Brain-Computer Interfaces for augmented communication: Asynchronous and adaptive algorithms and evaluation with end users

This thesis aimed at addressing some of the issues that, at the state of the art, avoid the P300-based brain computer interface (BCI) systems to move from research laboratories to end users’ home. An innovative asynchronous classifier has been defined and validated. It relies on the introduction of a set of thresholds in the classifier, and such thresholds have been assessed considering the distributions of score values relating to target, non-target stimuli and epochs of voluntary no-control. With the asynchronous classifier, a P300-based BCI system can adapt its speed to the current state of the user and can automatically suspend the control when the user diverts his attention from the stimulation interface. Since EEG signals are non-stationary and show inherent variability, in order to make long-term use of BCI possible, it is important to track changes in ongoing EEG activity and to adapt BCI model parameters accordingly.
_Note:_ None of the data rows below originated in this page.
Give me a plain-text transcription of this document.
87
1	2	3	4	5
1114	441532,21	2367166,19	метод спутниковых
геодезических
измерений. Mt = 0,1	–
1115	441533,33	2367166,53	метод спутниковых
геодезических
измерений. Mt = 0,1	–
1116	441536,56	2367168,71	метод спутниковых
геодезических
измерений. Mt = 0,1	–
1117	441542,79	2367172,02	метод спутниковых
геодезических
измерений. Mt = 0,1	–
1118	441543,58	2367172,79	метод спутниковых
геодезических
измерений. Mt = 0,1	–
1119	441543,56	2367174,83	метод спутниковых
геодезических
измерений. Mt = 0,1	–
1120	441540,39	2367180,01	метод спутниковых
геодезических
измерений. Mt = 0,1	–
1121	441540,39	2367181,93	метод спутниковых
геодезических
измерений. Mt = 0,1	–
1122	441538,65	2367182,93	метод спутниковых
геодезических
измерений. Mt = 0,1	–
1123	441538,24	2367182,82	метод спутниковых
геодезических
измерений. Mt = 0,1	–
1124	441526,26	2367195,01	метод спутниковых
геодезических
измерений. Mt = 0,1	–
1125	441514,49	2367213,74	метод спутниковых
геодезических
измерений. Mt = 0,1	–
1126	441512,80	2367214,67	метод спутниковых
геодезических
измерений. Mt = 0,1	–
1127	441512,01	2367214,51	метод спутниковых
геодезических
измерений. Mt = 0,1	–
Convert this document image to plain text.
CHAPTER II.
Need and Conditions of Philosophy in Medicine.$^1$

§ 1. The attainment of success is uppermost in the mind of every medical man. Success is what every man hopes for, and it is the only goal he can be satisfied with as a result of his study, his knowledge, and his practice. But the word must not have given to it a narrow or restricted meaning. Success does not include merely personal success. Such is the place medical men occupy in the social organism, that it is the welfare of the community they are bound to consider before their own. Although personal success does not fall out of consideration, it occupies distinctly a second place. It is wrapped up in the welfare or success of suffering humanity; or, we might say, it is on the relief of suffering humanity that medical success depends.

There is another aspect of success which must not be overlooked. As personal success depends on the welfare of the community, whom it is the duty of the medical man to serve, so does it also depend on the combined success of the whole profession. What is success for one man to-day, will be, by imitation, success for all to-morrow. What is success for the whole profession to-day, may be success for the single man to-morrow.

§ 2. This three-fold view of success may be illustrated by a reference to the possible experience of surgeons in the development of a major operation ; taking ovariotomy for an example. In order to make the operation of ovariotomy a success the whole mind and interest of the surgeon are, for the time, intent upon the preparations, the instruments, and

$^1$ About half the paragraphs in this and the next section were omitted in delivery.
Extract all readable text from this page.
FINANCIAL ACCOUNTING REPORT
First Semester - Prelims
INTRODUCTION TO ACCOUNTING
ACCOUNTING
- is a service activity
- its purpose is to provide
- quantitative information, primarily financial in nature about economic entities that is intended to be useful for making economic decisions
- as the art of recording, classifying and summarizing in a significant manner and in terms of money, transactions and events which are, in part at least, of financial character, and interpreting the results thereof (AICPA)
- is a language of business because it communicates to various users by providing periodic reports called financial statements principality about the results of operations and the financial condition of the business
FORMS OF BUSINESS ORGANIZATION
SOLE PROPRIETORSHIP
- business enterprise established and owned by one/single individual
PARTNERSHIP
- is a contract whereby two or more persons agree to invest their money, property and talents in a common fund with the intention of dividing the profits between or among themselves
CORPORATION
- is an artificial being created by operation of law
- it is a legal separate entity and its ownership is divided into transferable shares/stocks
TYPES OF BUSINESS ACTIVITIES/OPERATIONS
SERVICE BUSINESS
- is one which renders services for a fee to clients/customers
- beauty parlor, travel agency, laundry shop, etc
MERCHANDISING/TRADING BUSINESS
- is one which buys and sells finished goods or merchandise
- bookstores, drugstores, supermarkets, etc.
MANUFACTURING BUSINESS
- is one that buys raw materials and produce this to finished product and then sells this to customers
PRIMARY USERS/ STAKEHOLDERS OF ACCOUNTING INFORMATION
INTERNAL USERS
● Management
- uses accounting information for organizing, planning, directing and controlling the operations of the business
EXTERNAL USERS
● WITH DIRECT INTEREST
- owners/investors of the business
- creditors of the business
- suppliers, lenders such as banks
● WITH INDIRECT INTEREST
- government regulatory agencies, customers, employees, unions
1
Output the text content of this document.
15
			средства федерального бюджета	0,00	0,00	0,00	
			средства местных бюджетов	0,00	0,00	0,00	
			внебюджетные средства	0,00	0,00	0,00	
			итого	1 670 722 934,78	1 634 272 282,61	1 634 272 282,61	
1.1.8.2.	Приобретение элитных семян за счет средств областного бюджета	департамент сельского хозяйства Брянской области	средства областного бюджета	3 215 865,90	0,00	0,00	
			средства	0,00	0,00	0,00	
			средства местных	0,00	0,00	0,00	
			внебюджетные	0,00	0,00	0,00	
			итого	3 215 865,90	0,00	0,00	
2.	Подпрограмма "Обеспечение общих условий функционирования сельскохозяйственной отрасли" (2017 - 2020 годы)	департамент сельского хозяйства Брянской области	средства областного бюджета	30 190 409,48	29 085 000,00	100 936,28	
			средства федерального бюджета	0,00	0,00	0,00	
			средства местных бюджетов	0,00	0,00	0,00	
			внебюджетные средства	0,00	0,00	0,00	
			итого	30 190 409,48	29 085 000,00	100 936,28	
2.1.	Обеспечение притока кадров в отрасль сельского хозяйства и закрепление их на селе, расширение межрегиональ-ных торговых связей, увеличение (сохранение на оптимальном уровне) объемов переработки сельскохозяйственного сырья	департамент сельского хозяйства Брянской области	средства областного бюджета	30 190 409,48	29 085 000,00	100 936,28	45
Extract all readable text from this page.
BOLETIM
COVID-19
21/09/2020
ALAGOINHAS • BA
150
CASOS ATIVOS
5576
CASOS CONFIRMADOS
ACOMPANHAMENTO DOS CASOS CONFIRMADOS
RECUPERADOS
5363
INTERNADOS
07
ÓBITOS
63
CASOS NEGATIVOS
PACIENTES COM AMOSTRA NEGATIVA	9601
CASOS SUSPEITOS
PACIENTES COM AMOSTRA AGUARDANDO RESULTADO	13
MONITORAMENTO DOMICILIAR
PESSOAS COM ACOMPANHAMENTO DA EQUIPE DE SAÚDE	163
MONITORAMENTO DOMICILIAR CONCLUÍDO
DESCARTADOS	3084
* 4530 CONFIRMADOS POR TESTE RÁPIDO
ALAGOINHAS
To this aim, the asynchronous classifier has been subsequently improved by introducing a self-calibration algorithm for the continuous and unsupervised recalibration of the subjective control parameters. Finally an index for the online monitoring of the EEG quality has been defined and validated in order to detect potential problems and system failures. This thesis ends with the description of a translational work involving end users (people with amyotrophic lateral sclerosis-ALS). Focusing on the concepts of the user centered design approach, the phases relating to the design, the development and the validation of an innovative assistive device have been described. The proposed assistive technology (AT) has been specifically designed to meet the needs of people with ALS during the different phases of the disease (i.e. the degree of motor abilities impairment). Indeed, the AT can be accessed with several input devices either conventional (mouse, touchscreen) or alterative (switches, headtracker) up to a P300-based BCI.